Adjutant General of Pennsylvania
- In office 1935–1939
- Preceded by: David J. Davis
- Succeeded by: Edward Martin

Personal details
- Born: October 28, 1876 Clearfield, Pennsylvania, U.S.
- Died: November 1, 1962 (aged 86) Clearfield, Pennsylvania, U.S.
- Party: Democratic
- Alma mater: United States Military Academy

Military service
- Allegiance: United States
- Branch/service: United States Army Pennsylvania National Guard
- Years of service: 1899–1904 (Army) 1917–1919 (Army) 1935–1939(National Guard)
- Rank: Brigadier general
- Battles/wars: Philippine–American War World War I

= Frederick B. Kerr =

American politician (1876–1962)

Frederick Blair Kerr (October 28, 1876 – November 1, 1962) was an American military officer and politician who was Adjutant General of Pennsylvania from 1935 to 1939. He was the Democratic nominee in the 1922 United States Senate special election and the 1932 United States House of Representatives election in Pennsylvania's 23rd congressional district.

==Early life==
Kerr was born on October 28, 1876. His father, James Kerr, was a member of the United States House of Representatives.

==Military service==
Kerr graduated from the United States Military Academy in 1899, ranked 58th in his class.

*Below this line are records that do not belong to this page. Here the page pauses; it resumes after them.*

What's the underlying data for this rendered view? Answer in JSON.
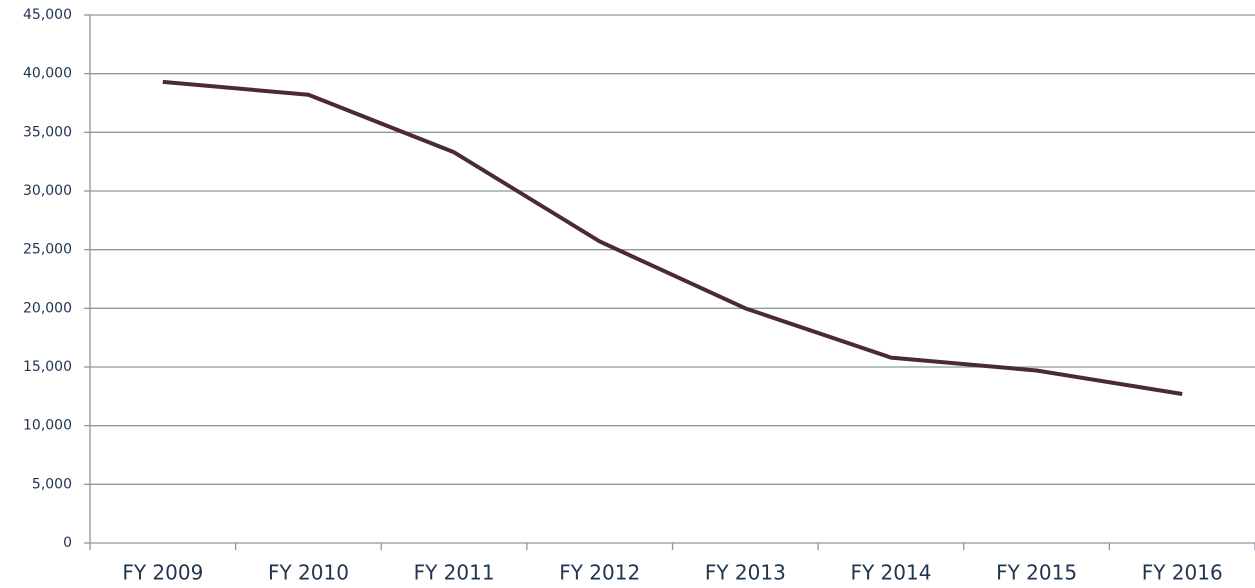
{
  "chart_data": {
    "type": "line",
    "categories": [
      "FY 2009",
      "FY 2010",
      "FY 2011",
      "FY 2012",
      "FY 2013",
      "FY 2014",
      "FY 2015",
      "FY 2016"
    ],
    "series": [
      {
        "name": "",
        "color": "#4a2a35",
        "values": [
          39300,
          38200,
          33300,
          25700,
          20000,
          15800,
          14700,
          12700
        ]
      }
    ],
    "ylim": [
      0,
      45000
    ],
    "yticks": [
      0,
      {
        "value": 5000,
        "label": "5,000"
      },
      {
        "value": 10000,
        "label": "10,000"
      },
      {
        "value": 15000,
        "label": "15,000"
      },
      {
        "value": 20000,
        "label": "20,000"
      },
      {
        "value": 25000,
        "label": "25,000"
      },
      {
        "value": 30000,
        "label": "30,000"
      },
      {
        "value": 35000,
        "label": "35,000"
      },
      {
        "value": 40000,
        "label": "40,000"
      },
      {
        "value": 45000,
        "label": "45,000"
      }
    ],
    "grid": true
  }
}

He saw action in the Philippine–American War and was recommended for a brevet "for conspicuous gallantry in action at Rio Anayo Balaga, September 28, 1899, in conducting energetically and zealously reinforcements from the left to right of the line while under a severe front and flank fire from the enemy". He was made a first lieutenant in the 22nd Infantry Regiment on December 11, 1900. On September 4, 1902, he married Emily Bigler, daughter of former Internal Revenue Collector E. A. Bigler and granddaughter of former Governor William Bigler. Kerr resigned from the United States Army on March 19, 1904.

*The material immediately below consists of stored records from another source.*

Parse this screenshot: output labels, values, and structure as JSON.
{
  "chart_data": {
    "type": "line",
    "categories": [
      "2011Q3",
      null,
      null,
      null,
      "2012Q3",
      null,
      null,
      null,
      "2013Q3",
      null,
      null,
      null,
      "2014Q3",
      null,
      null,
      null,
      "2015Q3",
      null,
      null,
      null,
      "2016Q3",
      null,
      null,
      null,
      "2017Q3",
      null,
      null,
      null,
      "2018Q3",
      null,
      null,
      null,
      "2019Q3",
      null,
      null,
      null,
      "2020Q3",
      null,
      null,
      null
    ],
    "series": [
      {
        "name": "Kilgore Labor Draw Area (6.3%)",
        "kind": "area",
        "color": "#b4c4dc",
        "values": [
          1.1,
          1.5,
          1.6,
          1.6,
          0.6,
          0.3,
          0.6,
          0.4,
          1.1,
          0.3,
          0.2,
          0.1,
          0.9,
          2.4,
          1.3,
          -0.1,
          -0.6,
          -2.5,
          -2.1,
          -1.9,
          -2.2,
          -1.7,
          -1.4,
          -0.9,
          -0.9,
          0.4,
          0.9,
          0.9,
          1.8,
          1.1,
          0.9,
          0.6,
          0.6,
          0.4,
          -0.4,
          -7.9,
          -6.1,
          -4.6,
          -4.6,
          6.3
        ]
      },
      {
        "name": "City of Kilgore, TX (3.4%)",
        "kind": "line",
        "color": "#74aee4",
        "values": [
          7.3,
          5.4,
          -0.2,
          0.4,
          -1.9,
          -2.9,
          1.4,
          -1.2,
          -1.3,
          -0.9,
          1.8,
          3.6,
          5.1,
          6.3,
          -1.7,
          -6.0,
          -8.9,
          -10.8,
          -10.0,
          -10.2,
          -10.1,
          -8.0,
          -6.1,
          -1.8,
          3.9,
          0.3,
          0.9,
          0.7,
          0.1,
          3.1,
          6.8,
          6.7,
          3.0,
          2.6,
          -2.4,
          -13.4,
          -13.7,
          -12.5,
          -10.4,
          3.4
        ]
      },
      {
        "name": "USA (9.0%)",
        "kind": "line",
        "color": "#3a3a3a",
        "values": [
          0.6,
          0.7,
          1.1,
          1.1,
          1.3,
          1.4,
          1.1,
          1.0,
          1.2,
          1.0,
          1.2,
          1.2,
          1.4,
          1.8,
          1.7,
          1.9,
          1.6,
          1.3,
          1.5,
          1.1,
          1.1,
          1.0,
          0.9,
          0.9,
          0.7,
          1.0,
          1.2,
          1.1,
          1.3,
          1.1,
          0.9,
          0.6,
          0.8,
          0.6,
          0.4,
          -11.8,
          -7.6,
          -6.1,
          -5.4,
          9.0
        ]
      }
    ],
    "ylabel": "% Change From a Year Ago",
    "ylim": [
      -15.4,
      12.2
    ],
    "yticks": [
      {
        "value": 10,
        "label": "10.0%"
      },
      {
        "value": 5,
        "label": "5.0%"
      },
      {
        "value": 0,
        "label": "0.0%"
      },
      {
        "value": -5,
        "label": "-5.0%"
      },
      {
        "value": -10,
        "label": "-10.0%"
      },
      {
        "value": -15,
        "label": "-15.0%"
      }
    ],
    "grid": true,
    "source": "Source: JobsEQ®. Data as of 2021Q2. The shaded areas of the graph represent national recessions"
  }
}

After leaving the Army, Kerr served as president and general manager of the Potts Run Coal Co. He returned to the Army during World War I, receiving a commission in reserve on November 1, 1917. He became a Major in the United States Army Ordnance Corps on November 8, 1917, then a lieutenant colonel in the 23rd Engineer Battalion on January 28, 1918. Kerr served as the regimental commander for almost all of the time the unit spent with the American Expeditionary Forces in France. He was promoted to Colonel on September 27, 1918. He was the engineer officer in charge of construction in Montierchaume from June 1 to October 15, 1918 and assistant engineer and engineer of roads for the First Army from October 20 to November 11, 1918. The regiment then performed road work in areas previously occupied by the First and Second Armies. They returned to the United States on June 8, 1919 and were demobilized at Camp Devens on June 16, 1919.

==Politics==
In 1922, Kerr was the Democratic nominee in the special election to fill the remainder of the late Boies Penrose's term in the United States Senate. Republican George W. Pepper defeated Kerr 819,507 votes to 468,330.

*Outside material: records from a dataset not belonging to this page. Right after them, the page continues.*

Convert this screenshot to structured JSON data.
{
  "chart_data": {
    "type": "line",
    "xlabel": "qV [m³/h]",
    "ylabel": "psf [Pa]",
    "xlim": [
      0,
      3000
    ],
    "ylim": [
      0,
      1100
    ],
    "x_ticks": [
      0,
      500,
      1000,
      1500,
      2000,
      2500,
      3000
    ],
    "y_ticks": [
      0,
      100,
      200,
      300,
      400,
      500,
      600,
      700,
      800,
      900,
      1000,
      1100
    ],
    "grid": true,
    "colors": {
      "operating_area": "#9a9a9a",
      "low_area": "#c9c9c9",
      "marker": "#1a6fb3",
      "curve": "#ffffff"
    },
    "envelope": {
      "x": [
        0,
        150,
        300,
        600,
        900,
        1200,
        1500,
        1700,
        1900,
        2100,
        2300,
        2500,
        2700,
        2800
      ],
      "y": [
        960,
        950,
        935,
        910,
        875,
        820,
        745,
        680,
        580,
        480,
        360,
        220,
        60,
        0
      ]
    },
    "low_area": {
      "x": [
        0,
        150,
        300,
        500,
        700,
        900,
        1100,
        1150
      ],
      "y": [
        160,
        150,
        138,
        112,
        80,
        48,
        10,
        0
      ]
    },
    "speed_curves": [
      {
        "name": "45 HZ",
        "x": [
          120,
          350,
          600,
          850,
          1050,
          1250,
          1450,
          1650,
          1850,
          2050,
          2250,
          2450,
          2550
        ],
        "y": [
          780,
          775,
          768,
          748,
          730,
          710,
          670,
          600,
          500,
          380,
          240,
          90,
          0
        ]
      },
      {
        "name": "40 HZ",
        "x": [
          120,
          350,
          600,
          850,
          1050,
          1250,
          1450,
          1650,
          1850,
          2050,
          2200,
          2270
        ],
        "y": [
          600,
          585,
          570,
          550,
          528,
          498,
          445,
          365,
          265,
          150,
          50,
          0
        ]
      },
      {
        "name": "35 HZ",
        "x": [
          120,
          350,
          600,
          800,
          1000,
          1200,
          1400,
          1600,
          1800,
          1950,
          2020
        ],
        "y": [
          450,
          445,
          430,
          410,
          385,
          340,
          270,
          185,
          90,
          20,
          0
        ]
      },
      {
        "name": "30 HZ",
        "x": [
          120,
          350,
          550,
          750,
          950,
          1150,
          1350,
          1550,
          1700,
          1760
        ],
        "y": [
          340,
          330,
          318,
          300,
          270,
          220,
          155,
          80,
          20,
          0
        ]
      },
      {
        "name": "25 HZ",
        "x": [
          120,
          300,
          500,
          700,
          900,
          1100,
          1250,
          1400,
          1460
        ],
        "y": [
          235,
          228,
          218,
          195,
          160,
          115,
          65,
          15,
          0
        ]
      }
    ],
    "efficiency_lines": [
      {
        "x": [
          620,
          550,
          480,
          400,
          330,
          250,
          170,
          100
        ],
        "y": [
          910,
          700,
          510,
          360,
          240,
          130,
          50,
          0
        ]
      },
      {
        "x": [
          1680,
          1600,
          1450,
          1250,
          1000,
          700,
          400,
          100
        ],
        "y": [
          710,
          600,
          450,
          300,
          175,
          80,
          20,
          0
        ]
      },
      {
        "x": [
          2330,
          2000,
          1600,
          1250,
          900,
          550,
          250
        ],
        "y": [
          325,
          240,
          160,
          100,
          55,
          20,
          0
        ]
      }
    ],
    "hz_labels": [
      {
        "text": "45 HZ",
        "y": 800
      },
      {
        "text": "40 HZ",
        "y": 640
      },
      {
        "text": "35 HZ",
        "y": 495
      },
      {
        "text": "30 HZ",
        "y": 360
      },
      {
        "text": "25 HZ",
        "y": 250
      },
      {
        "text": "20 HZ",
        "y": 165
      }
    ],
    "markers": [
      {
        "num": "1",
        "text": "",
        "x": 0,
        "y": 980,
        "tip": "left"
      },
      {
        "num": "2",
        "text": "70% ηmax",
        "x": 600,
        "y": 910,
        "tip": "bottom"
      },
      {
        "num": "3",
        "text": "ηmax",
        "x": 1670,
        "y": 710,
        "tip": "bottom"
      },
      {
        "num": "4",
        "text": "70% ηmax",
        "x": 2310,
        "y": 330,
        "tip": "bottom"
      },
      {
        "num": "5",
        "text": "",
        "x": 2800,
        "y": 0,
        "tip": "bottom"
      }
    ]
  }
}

In 1932, Kerr challenged incumbent Republican J. Banks Kurtz in Pennsylvania's 23rd congressional district. Kurtz had a record of supporting Prohibition while Kerr supported the repeal and modification of the Volstead Act. Kurtz narrowly defeated Kerr 35,342 votes to 33,950.

==Adjutant General of Pennsylvania==
Kerr was appointed Adjutant General of Pennsylvania by Governor George Howard Earle III. At 58, he was the oldest member of Earle's cabinet. During Kerr's tenure, the Pennsylvania General Assembly passed legislation to create two African-American battalions, but the Pennsylvania National Guard required permission from the Federal government to organize the units. Several bills were introduced in Congress, but none were acted upon. He was not retained by Governor Arthur James, who replaced him with Edward Martin.

==Death==
Kerr died on November 1, 1962 at his home in Clearfield, Pennsylvania. He was survived by his wife and three children.